Audiences prefer live events, but how much varies by artform
January 2024Cultural Participation MonitorWave 9 | Summer 2023
This research is from The Audience Agency's nationwide longitudinal (ongoing) panel survey of changing views about participating in creative and cultural activities through the recent and ongoing crises, and beyond, the Cultural Participation Monitor.
Data from the CPM suggests that the more popular an artform is the more open audiences are to viewing it in different formats other than live. This report presents insights into how the popularity of an artform and the initial audience interest can determine how engaging people find non-live events for a particular artform.
Key Takeaway Points
- New Plays, Musicals and Rock/Pop artforms are the most appealing across all viewing platforms
- Younger audiences are more interested in viewing Classical music via other viewing platforms to live events
- Dance is more appealing to those under the age of 45, and preferences for viewing Dance does not change based on the viewing platform
- Dance, Opera and Ballet are the least popular of the art forms asked about and the ranking of preferences do not change based on viewing platform
There is a greater disparity between viewing platform preferences for New Plays, Musicals and Rock/Pop
These three artforms are more popular across all viewing platforms compared to others which may account for the greater difference between those who are open to viewing them live and those who would view them at the cinema or at home. Furthermore, Musicals and Rock/Pop artforms are the only ones to fall in the positive when accounting for those who do not find these artforms appealing. New Plays break even for those that find live viewing appealing versus not appealing, with Musicals at 12% and Rock/Pop at 18%. All other artforms are at -20% or lower, demonstrating that a greater number of people do not find these live artforms appealing than those who do.

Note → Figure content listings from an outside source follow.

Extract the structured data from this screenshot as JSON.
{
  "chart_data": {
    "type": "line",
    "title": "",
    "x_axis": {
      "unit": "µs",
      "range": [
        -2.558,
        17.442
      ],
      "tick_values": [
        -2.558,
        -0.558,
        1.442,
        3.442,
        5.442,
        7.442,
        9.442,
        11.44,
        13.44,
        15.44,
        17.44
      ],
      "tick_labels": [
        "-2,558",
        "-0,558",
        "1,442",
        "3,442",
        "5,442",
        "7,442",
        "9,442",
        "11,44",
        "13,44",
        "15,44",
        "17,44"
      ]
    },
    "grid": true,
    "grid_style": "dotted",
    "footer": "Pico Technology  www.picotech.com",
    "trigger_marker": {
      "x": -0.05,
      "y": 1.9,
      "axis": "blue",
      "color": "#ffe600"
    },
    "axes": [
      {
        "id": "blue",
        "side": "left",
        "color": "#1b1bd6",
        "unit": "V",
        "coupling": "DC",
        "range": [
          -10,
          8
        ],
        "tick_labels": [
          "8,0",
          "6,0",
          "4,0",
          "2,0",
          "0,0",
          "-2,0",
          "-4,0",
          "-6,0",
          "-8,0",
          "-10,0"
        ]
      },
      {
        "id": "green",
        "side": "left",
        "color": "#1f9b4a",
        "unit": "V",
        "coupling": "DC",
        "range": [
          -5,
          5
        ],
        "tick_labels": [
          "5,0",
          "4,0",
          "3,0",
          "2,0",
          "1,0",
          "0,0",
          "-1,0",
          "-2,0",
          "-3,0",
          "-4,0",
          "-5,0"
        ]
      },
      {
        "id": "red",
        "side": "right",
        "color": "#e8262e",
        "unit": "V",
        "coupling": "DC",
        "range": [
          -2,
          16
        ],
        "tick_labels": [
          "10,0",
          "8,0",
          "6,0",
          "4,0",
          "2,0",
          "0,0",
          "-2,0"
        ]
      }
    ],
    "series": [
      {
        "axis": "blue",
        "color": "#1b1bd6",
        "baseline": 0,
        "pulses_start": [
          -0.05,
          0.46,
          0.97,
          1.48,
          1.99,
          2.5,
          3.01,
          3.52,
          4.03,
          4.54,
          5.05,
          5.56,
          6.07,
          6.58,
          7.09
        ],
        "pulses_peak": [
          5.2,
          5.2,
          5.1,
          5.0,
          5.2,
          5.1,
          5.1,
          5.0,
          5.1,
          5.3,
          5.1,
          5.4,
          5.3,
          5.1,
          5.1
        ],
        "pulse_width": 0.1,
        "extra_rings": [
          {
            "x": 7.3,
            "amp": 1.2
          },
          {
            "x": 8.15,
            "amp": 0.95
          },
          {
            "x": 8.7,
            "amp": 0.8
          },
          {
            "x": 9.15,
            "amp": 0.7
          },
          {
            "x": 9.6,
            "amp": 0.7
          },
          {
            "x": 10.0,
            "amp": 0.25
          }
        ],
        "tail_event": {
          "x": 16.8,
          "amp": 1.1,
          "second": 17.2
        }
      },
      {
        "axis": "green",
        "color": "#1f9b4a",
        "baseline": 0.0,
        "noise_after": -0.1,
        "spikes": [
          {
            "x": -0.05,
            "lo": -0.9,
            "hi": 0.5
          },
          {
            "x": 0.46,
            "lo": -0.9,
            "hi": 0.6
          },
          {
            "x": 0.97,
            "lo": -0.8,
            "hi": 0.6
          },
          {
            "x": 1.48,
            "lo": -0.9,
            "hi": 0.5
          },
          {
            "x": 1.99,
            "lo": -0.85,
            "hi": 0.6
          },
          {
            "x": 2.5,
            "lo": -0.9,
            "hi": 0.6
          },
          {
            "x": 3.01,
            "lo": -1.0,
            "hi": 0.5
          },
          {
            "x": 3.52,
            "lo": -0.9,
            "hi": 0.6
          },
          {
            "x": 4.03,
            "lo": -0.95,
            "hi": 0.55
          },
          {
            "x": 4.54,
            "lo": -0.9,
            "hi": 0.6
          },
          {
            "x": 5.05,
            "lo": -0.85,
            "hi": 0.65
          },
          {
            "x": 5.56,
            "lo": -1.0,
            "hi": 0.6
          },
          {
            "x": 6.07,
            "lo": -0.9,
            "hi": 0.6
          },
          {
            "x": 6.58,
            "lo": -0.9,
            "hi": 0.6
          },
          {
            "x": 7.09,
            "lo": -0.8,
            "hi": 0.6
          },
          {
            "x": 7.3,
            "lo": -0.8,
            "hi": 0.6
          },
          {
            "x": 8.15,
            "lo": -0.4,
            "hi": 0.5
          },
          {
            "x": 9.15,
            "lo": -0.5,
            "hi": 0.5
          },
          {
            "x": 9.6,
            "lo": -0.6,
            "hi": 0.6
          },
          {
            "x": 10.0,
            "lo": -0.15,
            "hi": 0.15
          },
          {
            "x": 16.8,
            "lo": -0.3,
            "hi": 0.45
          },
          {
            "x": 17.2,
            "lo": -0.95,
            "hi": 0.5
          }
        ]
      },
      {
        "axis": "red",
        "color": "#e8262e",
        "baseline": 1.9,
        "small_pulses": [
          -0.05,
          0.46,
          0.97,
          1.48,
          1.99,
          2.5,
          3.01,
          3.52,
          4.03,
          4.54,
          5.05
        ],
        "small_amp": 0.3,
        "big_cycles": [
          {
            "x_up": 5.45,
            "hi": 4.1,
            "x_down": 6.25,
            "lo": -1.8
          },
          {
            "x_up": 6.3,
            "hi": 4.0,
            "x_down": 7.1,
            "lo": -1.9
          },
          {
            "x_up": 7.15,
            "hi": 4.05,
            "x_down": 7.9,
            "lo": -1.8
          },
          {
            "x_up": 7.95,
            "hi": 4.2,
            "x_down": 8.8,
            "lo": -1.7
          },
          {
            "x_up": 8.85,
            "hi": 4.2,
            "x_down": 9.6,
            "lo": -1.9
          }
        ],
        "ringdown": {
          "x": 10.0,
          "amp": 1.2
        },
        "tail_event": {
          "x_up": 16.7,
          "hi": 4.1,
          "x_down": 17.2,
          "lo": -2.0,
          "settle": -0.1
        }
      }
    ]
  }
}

There is only a 1% difference between viewing Operas at the cinema versus at home, demonstrating this artform's similar appeal across viewing platforms, whilst Rock/Pop, New Play and Musicals have a greater difference for all viewing platforms. Ballet, Shakespeare and Classical all have less than 5% difference between preferences for viewing via at home versus at a cinema screening and a similar difference between live viewings compared to at home or at the cinema.
Dance has the least difference between all viewing platforms suggesting that this artform is not preferred more when changing the viewing platform. Overall, the more popular artforms appeal more for live events, whilst the less popular artforms generally appeal less for all viewing platforms.
Lower engaged segments differ in interests to higher engaged segments
When only considering those that find artforms appealing, Experience Seekers stand out amongst the higher engaged segments as the most interested in viewing via alternative platforms to Live events. 43% of Experience Seekers find a Musical at home appealing (cf. 36% Metroculturals), and 27% for a classical performance in a cinema (cf. 16% Commuterland Culturebuffs). Lower engaged segments are more interested in seeing Rock/Pop artforms live, however, Frontline Families had the highest level of interest compared to all segments in seeing New Plays at home (18%) or in the cinema (17%).
Interestingly, all Audience Spectrum segments find New Plays appealing the least, followed by Musicals and then Rock/Pop, except for Commuterland Culturebuffs, Experience Seekers and Up Our Street, who found Musicals the most appealing of all artforms.
Age further illustrates that viewing preferences are dependent on the artform
Age demonstrates a slightly different picture. Younger audiences are overall more open to viewing events at home and at cinema screenings compared to older people, however, this does differ depending on the artform. For instance, more 16-24s than those 45 and over say Dance is appealing (a little/a lot) for live events (16% more), but also for cinema screenings (11% more) and at home viewing (10% more).
However, Classical music and Shakespeare show a different picture. These appeal to a higher proportion of those aged 25-44 (42% and 43% respectively), and with those over the age of 65 (43%). Overall, Classical music has an even level of interest for live viewing between those aged under 45 and those 45 and over, but when considering at home and cinema screenings, younger audiences are more interested in seeing Classical music compared to those aged 45 and over. This suggests that although Classical music attracts an older audience comparatively for live events, younger audiences are more open to attending this artforms’ events over a variety of viewing platforms other than just live.
In summary, depending on the artform and the level of initial interest in it, people’s willingness to view it across non-live platforms is greater if they are already interested in the artform itself. However, younger audiences are more open to viewing a variety of artforms via other platforms than live events in general, as are Experience Seekers.